Junger Geiger Emmanuel Tjeknavorian glänzt mit seinem Paradestück beim gemeinsamen Gastspiel mit dem HR-Sinfonieorchester im Stadttheater
Im Mittelpunkt des Auftritts des HR-Sinfonieorchesters am Samstagabend im Gießener Stadttheater stand ein junger Solist, dessen frappierende musikalische Leistungen gerade eine Weltkarriere eröffnen. Der Geiger Emmanuel Tjeknavorian führte mit dem Violinkonzert von Jean Sibelius sein Paradestück auf, für das er beim Internationalen Sibeliuswettbewerb 2015 mit dem Preis für die beste Interpretation ausgezeichnet worden ist. Und die hohen Erwartungen wurden nicht enttäuscht. Gemeinsam – und das heißt in höchstem Grade einheitlich und auf Augenhöhe gleichberechtigt – mit dem Orchester unter Leitung von Pablo González entstand vor den Ohren der gebannt lauschenden Zuhörer eine bis in die Details stimmige Formung dieser herausragenden Komposition.

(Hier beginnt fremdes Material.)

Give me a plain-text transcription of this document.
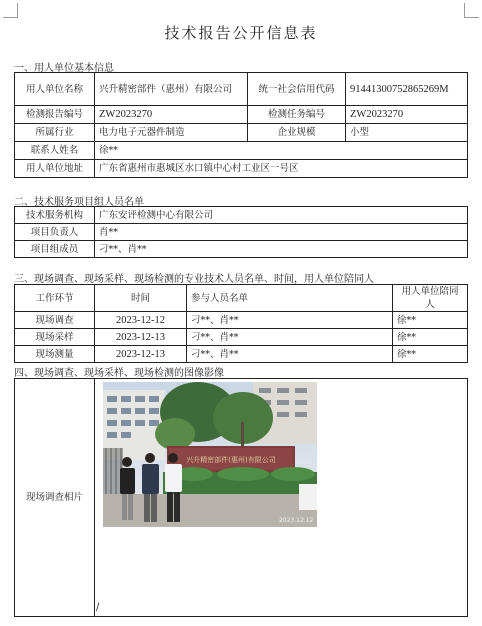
技术报告公开信息表
一、用人单位基本信息
用人单位名称	兴升精密部件（惠州）有限公司	统一社会信用代码	91441300752865269M
检测报告编号	ZW2023270	检测任务编号	ZW2023270
所属行业	电力电子元器件制造	企业规模	小型
联系人姓名	徐**		
用人单位地址	广东省惠州市惠城区水口镇中心村工业区一号区		
二、技术服务项目组人员名单
技术服务机构	广东安评检测中心有限公司
项目负责人	肖**
项目组成员	刁**、肖**
三、现场调查、现场采样、现场检测的专业技术人员名单、时间，用人单位陪同人
工作环节	时间	参与人员名单	用人单位陪同人
现场调查	2023-12-12	刁**、肖**	徐**
现场采样	2023-12-13	刁**、肖**	徐**
现场测量	2023-12-13	刁**、肖**	徐**
四、现场调查、现场采样、现场检测的图像影像
现场调查相片	
兴升精密部件(惠州)有限公司
2023.12.12
/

Nun ist das Sibelius-Konzert eines der am häufigsten gespielten Werke der Literatur für Geige und Orchester überhaupt – keine geringe Herausforderung. Tjeknavorian, Jahrgang 1995 und Schüler von Gerhard Schulz in Wien, wählt eine erfreulich schlackenfreie Herangehensweise. Äußerlich ist sie durch eine atemberaubend klare Diktion gekennzeichnet – da gibt es keinen Ton, der auch nur im Geringsten vernachlässigt wäre, noch die virtuosesten Läufe oder Doppelgriffe sind luzide, kontrolliert, durchhörbar.
Ohne in Extreme zu verfallen, balanciert der junge Geiger zwischen fahler, gebremster Expressivität – etwa gleich zu Beginn – und prächtiger Breite des Pinsels, wie sie die Cinemascope-Passagen des ersten Satzes sehr wohl hergeben. Aber er übertreibt eben nicht: Weder stellt er einseitig die folkloristischen Elemente heraus, noch versinkt er in Pathos-Versuchungen der Belcanto-Kantilenen. Was ihm gelingt, ist die Gestaltung von ungeheuer weit gespannten musikalischen Bögen – ganze Partiturseiten entlang baut er sie auf, in zurückhaltender, sich langsam steigernder, immens zärtlicher Intensität im zweiten Satz beispielsweise, ohne jeden Bruch, bis zu den vollendet organischen Weiterführungen im Orchester.
Qualitäten des Orchesters
Apropos: Selbst in der problematischen Akustik des Stadttheaters vermochte González die Qualitäten dieses Orchesters zum Tragen zu bringen. Sein Dirigat ist hoch anschaulich, kleinste Akzente der Hand steuern Einwürfe, suggestive Gesten mitunter auch des ganzen Körpers übertragen sich unmittelbar auf Klanggebung und musikalischen Charakter. Sowohl mit dem Eröffnungsstück, dem „Carnaval Romain“ von Hector Berlioz, als auch der Sinfonie „Die vier Temperamente“ von Carl Nielsen in der zweiten Programmhälfte, zeigte das Orchester die Kunst des Unerwarteten, der schroffen Gegensätze und der klangfarblichen Variation, wie sie diese äußerst lebendigen Kompositionen auszeichnen.
Obwohl gerade das Holz sich tendenziell im Bühnenhimmel zu verlieren droht, war etwa das Duett von Englischhorn und Bratschen im „Carnaval“ samtig und ausgewogen. Nielsen seinerseits hat sich für die Sätze der Charaktersinfonie von den klassischen vier Temperamenten inspirieren lassen, also Choleriker, Phlegmatiker, Melancholiker und Sanguiniker. Das war schon eine Leistung, wie es González schafft, die Folge der teils schroff kon-trastierenden Elemente – gerade im ersten Satz adäquat zum Charakter von größter Unvorhersehbarkeit – doch zu einer Einheit zusammenzubinden.
Die „störenden“ Blechbläsereinwürfe in die Fugenordnung blieben organisch, die zäh und phlegmatisch tröpfelnden Fagotte fügten sich in die eigenartige Unruhe des zweiten Satzes. Der dritte geriet mit seinen großen emotionalen Steigerungen wie eine Hommage an Mahler, aber im dissonanten Blechbläsersatz zum Angstvollen, ja zur Furcht changierend. Im letzten Satz gab es gar noch einmal Karnevaleskes – da schloss sich ein Kreis zum erstaunlich vergleichbaren Berlioz.